About the Event
Graphics Processing Units (GPUs) are becoming common in data centers for tasks like neural network training and image processing due to their high performance and efficiency. GPUs maintain high throughput by running thousands of threads simultaneously, issuing instructions from ready threads to hide latency in stalled threads. While this is effective for keeping the arithmetic units busy, the challenge in GPU design is moving the data for computation at the same high rate. Any inefficiency in data movement and storage will compromise the throughput and energy efficiency of the system.
GPUs in the data center have design goals that make careful data management more critical than before. With energy consumption and cooling being much of the cost of running a data center, energy efficiency is a key concern. Increasing efficiency involves removing stalls and unnecessary overheads like unused thread state. Data center GPUs are shared between multiple users and jobs, and controlling interference between workloads running on the same GPU is another opportunity to increase utilization and efficiency.
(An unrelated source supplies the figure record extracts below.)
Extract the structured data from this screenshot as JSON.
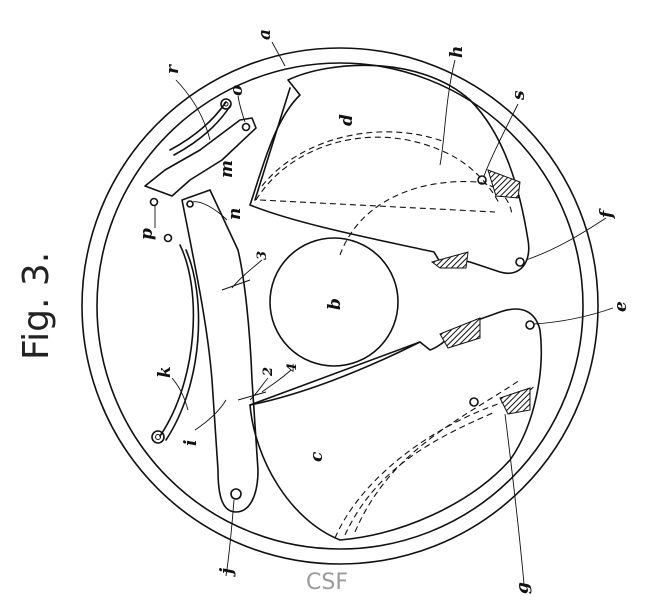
{
  "figure_title": "Fig. 3.",
  "watermark": "CSF",
  "labels": {
    "a": "a",
    "b": "b",
    "c": "c",
    "d": "d",
    "e": "e",
    "f": "f",
    "g": "g",
    "h": "h",
    "i": "i",
    "j": "j",
    "k": "k",
    "m": "m",
    "n": "n",
    "o": "o",
    "p": "p",
    "r": "r",
    "s": "s",
    "n2": "2",
    "n3": "3",
    "n4": "4"
  }
}
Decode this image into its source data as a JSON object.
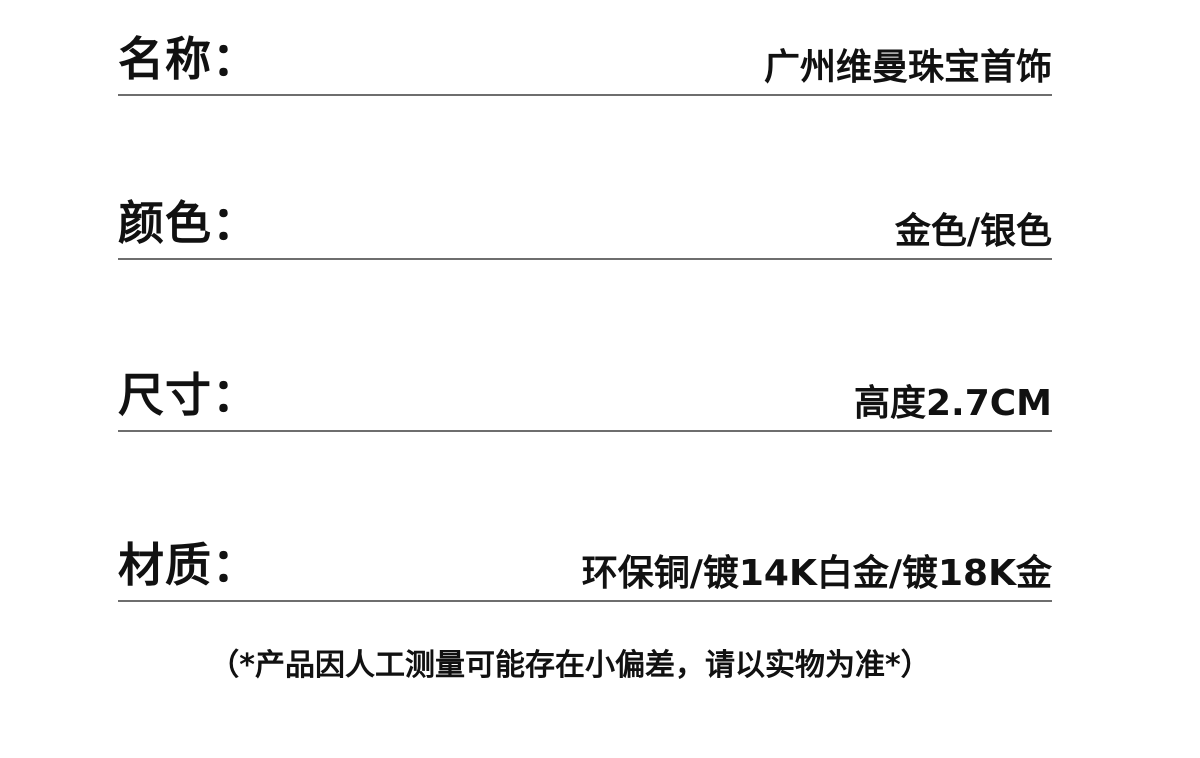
{
  "specs": [
    {
      "label": "名称：",
      "value": "广州维曼珠宝首饰"
    },
    {
      "label": "颜色：",
      "value": "金色/银色"
    },
    {
      "label": "尺寸：",
      "value": "高度2.7CM"
    },
    {
      "label": "材质：",
      "value": "环保铜/镀14K白金/镀18K金"
    }
  ],
  "note": "（*产品因人工测量可能存在小偏差，请以实物为准*）",
  "colors": {
    "text": "#111111",
    "divider": "#6e6e6e",
    "background": "#ffffff"
  }
}
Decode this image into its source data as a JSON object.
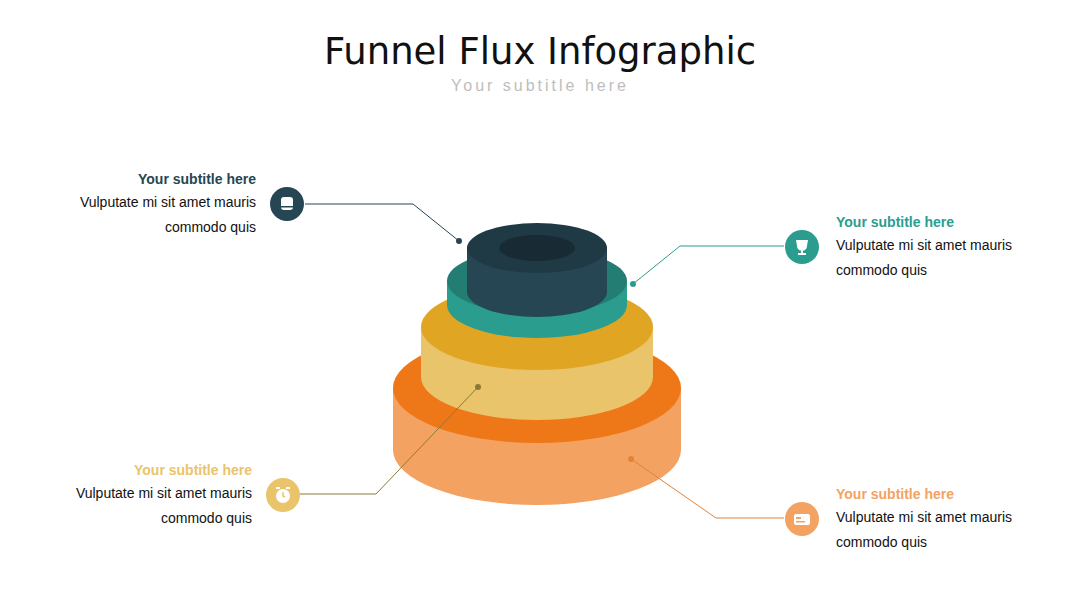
{
  "diagram": {
    "title": "Funnel Flux Infographic",
    "nodes": [
      {
        "text": [
          "Your subtitle here",
          "Vulputate mi sit amet mauris commodo quis"
        ]
      },
      {
        "text": [
          "Your subtitle here",
          "Vulputate mi sit amet mauris commodo quis"
        ]
      },
      {
        "text": [
          "Your subtitle here",
          "Vulputate mi sit amet mauris commodo quis"
        ]
      },
      {
        "text": [
          "Your subtitle here",
          "Vulputate mi sit amet mauris commodo quis"
        ]
      }
    ],
    "labels": [
      "Your subtitle here"
    ]
  }
}
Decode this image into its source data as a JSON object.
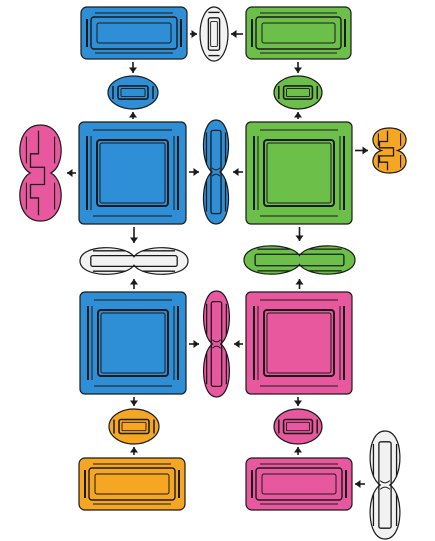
{
  "colors": {
    "blue": "#2e8fd6",
    "green": "#6cc04a",
    "pink": "#e8589e",
    "orange": "#f5a623",
    "white": "#f2f2f2",
    "outline": "#1a1a1a"
  },
  "tiles": [
    {
      "id": "t1",
      "shape": "bar-h",
      "color": "blue"
    },
    {
      "id": "t2",
      "shape": "pod-v",
      "color": "white"
    },
    {
      "id": "t3",
      "shape": "bar-h",
      "color": "green"
    },
    {
      "id": "t4",
      "shape": "pod-h",
      "color": "blue"
    },
    {
      "id": "t5",
      "shape": "pod-h",
      "color": "green"
    },
    {
      "id": "t6",
      "shape": "split-v",
      "color": "pink"
    },
    {
      "id": "t7",
      "shape": "square",
      "color": "blue"
    },
    {
      "id": "t8",
      "shape": "peanut-v",
      "color": "blue"
    },
    {
      "id": "t9",
      "shape": "square",
      "color": "green"
    },
    {
      "id": "t10",
      "shape": "split-v",
      "color": "orange"
    },
    {
      "id": "t11",
      "shape": "peanut-h",
      "color": "white"
    },
    {
      "id": "t12",
      "shape": "peanut-h",
      "color": "green"
    },
    {
      "id": "t13",
      "shape": "square",
      "color": "blue"
    },
    {
      "id": "t14",
      "shape": "peanut-v",
      "color": "pink"
    },
    {
      "id": "t15",
      "shape": "square",
      "color": "pink"
    },
    {
      "id": "t16",
      "shape": "pod-h",
      "color": "orange"
    },
    {
      "id": "t17",
      "shape": "pod-h",
      "color": "pink"
    },
    {
      "id": "t18",
      "shape": "bar-h",
      "color": "orange"
    },
    {
      "id": "t19",
      "shape": "bar-h",
      "color": "pink"
    },
    {
      "id": "t20",
      "shape": "peanut-v",
      "color": "white"
    }
  ],
  "arrows": [
    {
      "from": "t1",
      "to": "t2",
      "dir": "right"
    },
    {
      "from": "t3",
      "to": "t2",
      "dir": "left"
    },
    {
      "from": "t1",
      "to": "t4",
      "dir": "down"
    },
    {
      "from": "t7",
      "to": "t4",
      "dir": "up"
    },
    {
      "from": "t3",
      "to": "t5",
      "dir": "down"
    },
    {
      "from": "t9",
      "to": "t5",
      "dir": "up"
    },
    {
      "from": "t7",
      "to": "t6",
      "dir": "left"
    },
    {
      "from": "t7",
      "to": "t8",
      "dir": "right"
    },
    {
      "from": "t9",
      "to": "t8",
      "dir": "left"
    },
    {
      "from": "t9",
      "to": "t10",
      "dir": "right"
    },
    {
      "from": "t7",
      "to": "t11",
      "dir": "down"
    },
    {
      "from": "t13",
      "to": "t11",
      "dir": "up"
    },
    {
      "from": "t9",
      "to": "t12",
      "dir": "down"
    },
    {
      "from": "t15",
      "to": "t12",
      "dir": "up"
    },
    {
      "from": "t13",
      "to": "t14",
      "dir": "right"
    },
    {
      "from": "t15",
      "to": "t14",
      "dir": "left"
    },
    {
      "from": "t13",
      "to": "t16",
      "dir": "down"
    },
    {
      "from": "t18",
      "to": "t16",
      "dir": "up"
    },
    {
      "from": "t15",
      "to": "t17",
      "dir": "down"
    },
    {
      "from": "t19",
      "to": "t17",
      "dir": "up"
    },
    {
      "from": "t20",
      "to": "t19",
      "dir": "left"
    }
  ]
}
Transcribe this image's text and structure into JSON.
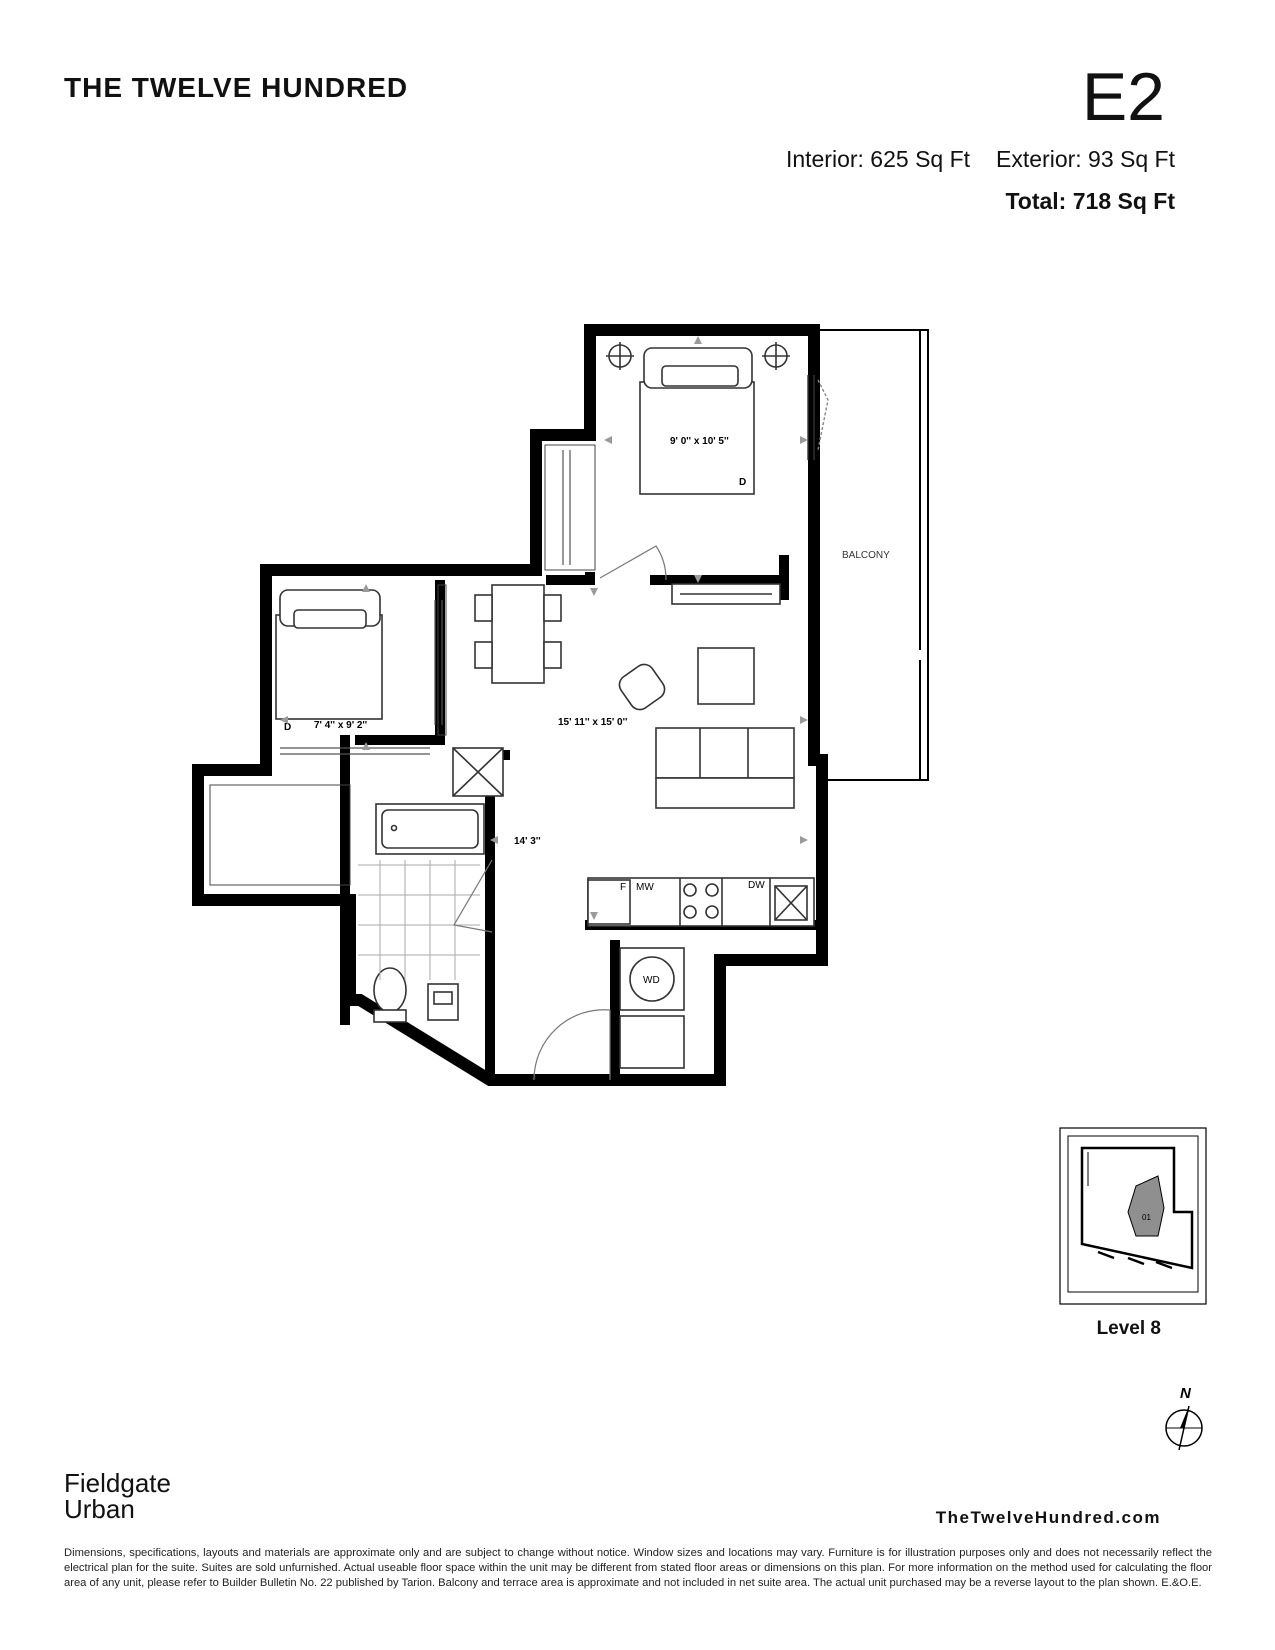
{
  "header": {
    "brand": "THE TWELVE HUNDRED",
    "unit_code": "E2",
    "interior": "Interior: 625 Sq Ft",
    "exterior": "Exterior: 93 Sq Ft",
    "total": "Total: 718 Sq Ft"
  },
  "plan": {
    "bedroom_main_dims": "9' 0'' x 10' 5''",
    "bedroom_second_dims": "7' 4'' x 9' 2''",
    "living_dims": "15' 11'' x 15' 0''",
    "hall_dims": "14' 3''",
    "balcony_label": "BALCONY",
    "fridge_label": "F",
    "microwave_label": "MW",
    "dishwasher_label": "DW",
    "washer_dryer_label": "WD",
    "closet_label_d1": "D",
    "closet_label_d2": "D"
  },
  "keyplan": {
    "unit_marker": "01",
    "level": "Level 8"
  },
  "compass": {
    "north_label": "N"
  },
  "footer": {
    "developer_line1": "Fieldgate",
    "developer_line2": "Urban",
    "url": "TheTwelveHundred.com",
    "disclaimer": "Dimensions, specifications, layouts and materials are approximate only and are subject to change without notice. Window sizes and locations may vary. Furniture is for illustration purposes only and does not necessarily reflect the electrical plan for the suite. Suites are sold unfurnished. Actual useable floor space within the unit may be different from stated floor areas or dimensions on this plan. For more information on the method used for calculating the floor area of any unit, please refer to Builder Bulletin No. 22 published by Tarion. Balcony and terrace area is approximate and not included in net suite area. The actual unit purchased may be a reverse layout to the plan shown. E.&O.E."
  },
  "colors": {
    "wall": "#000000",
    "fill": "#ffffff",
    "furniture": "#555555",
    "shade": "#9a9a9a"
  }
}
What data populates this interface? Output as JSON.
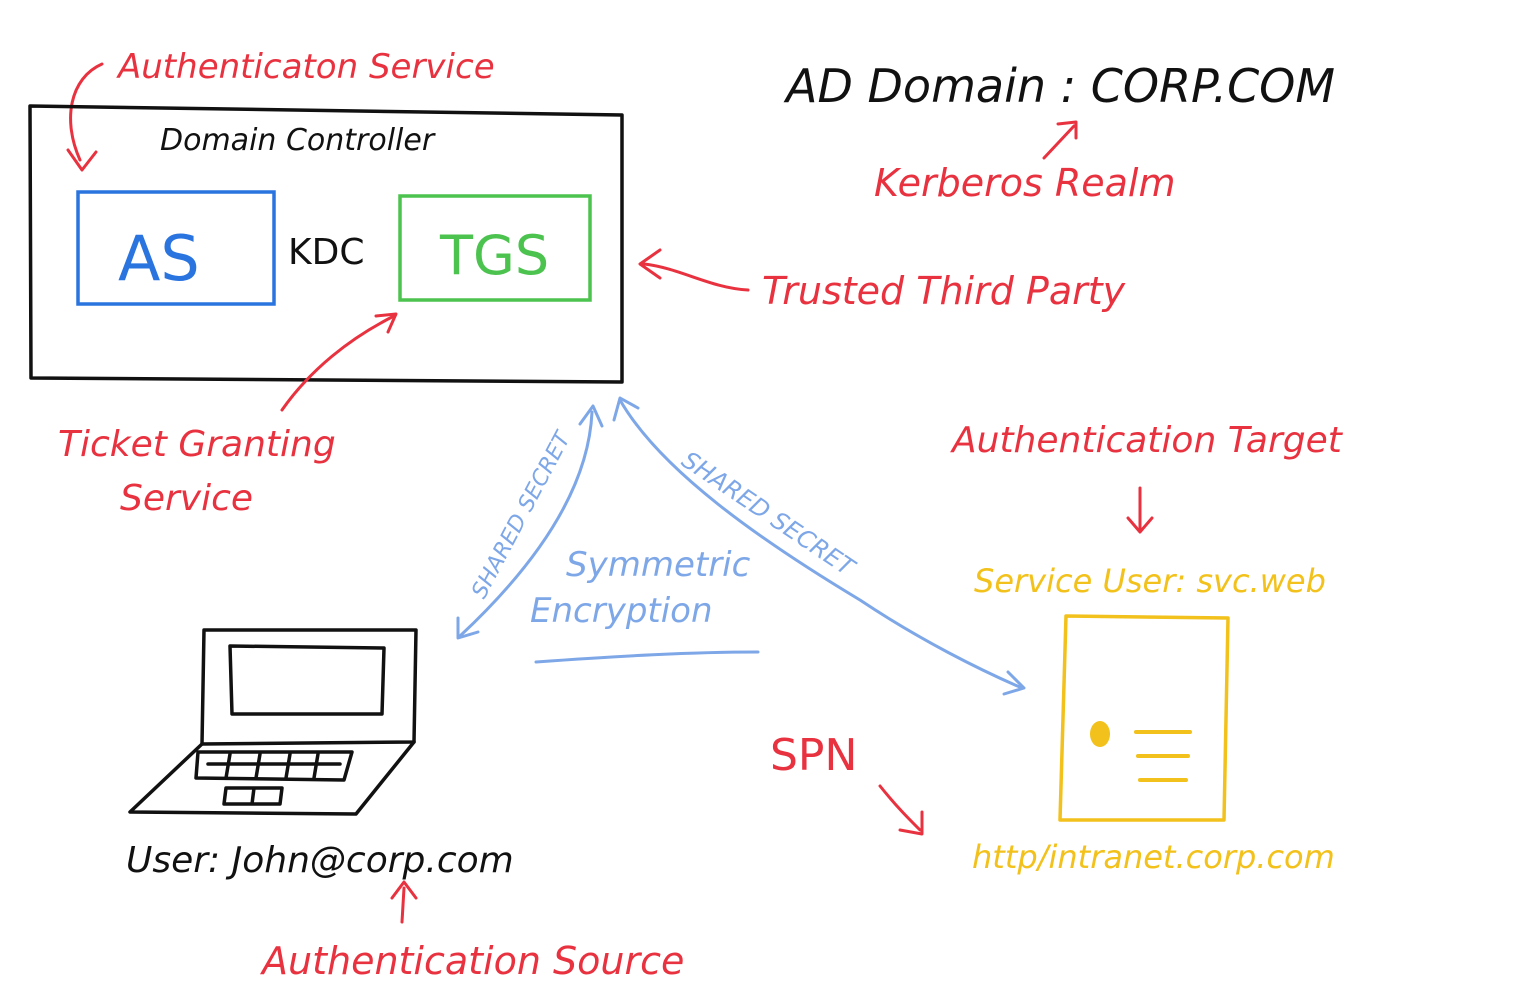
{
  "labels": {
    "auth_service": "Authenticaton Service",
    "domain_controller": "Domain Controller",
    "as": "AS",
    "kdc": "KDC",
    "tgs": "TGS",
    "ad_domain": "AD Domain  :  CORP.COM",
    "kerberos_realm": "Kerberos Realm",
    "trusted_third_party": "Trusted Third Party",
    "ticket_granting_line1": "Ticket Granting",
    "ticket_granting_line2": "Service",
    "auth_target": "Authentication Target",
    "service_user": "Service User: svc.web",
    "shared_secret_left": "SHARED SECRET",
    "shared_secret_right": "SHARED SECRET",
    "symmetric_line1": "Symmetric",
    "symmetric_line2": "Encryption",
    "spn": "SPN",
    "user": "User: John@corp.com",
    "service_url": "http/intranet.corp.com",
    "auth_source": "Authentication Source"
  },
  "colors": {
    "annotation": "#e8323f",
    "as_box": "#2a74e0",
    "tgs_box": "#4cc34e",
    "service": "#f2c11b",
    "shared_secret": "#7ea7e8",
    "ink": "#111111"
  },
  "icons": {
    "client": "laptop-icon",
    "server": "web-page-icon"
  }
}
This thesis develops techniques to manage and streamline the data storage and movement resources in GPUs. To reduce the amount of data moved from memory, a new type of locality is exploited to merge additional memory requests. To shrink the storage needed for thread state, compiler-guided dynamic register allocation and management is used to store only a subset of registers in high-throughput register structures. Finally, to increase utilization and throughput for shared data center GPUs, dynamic performance prediction and resource allocation is used to meet performance targets for workloads running on the same GPU.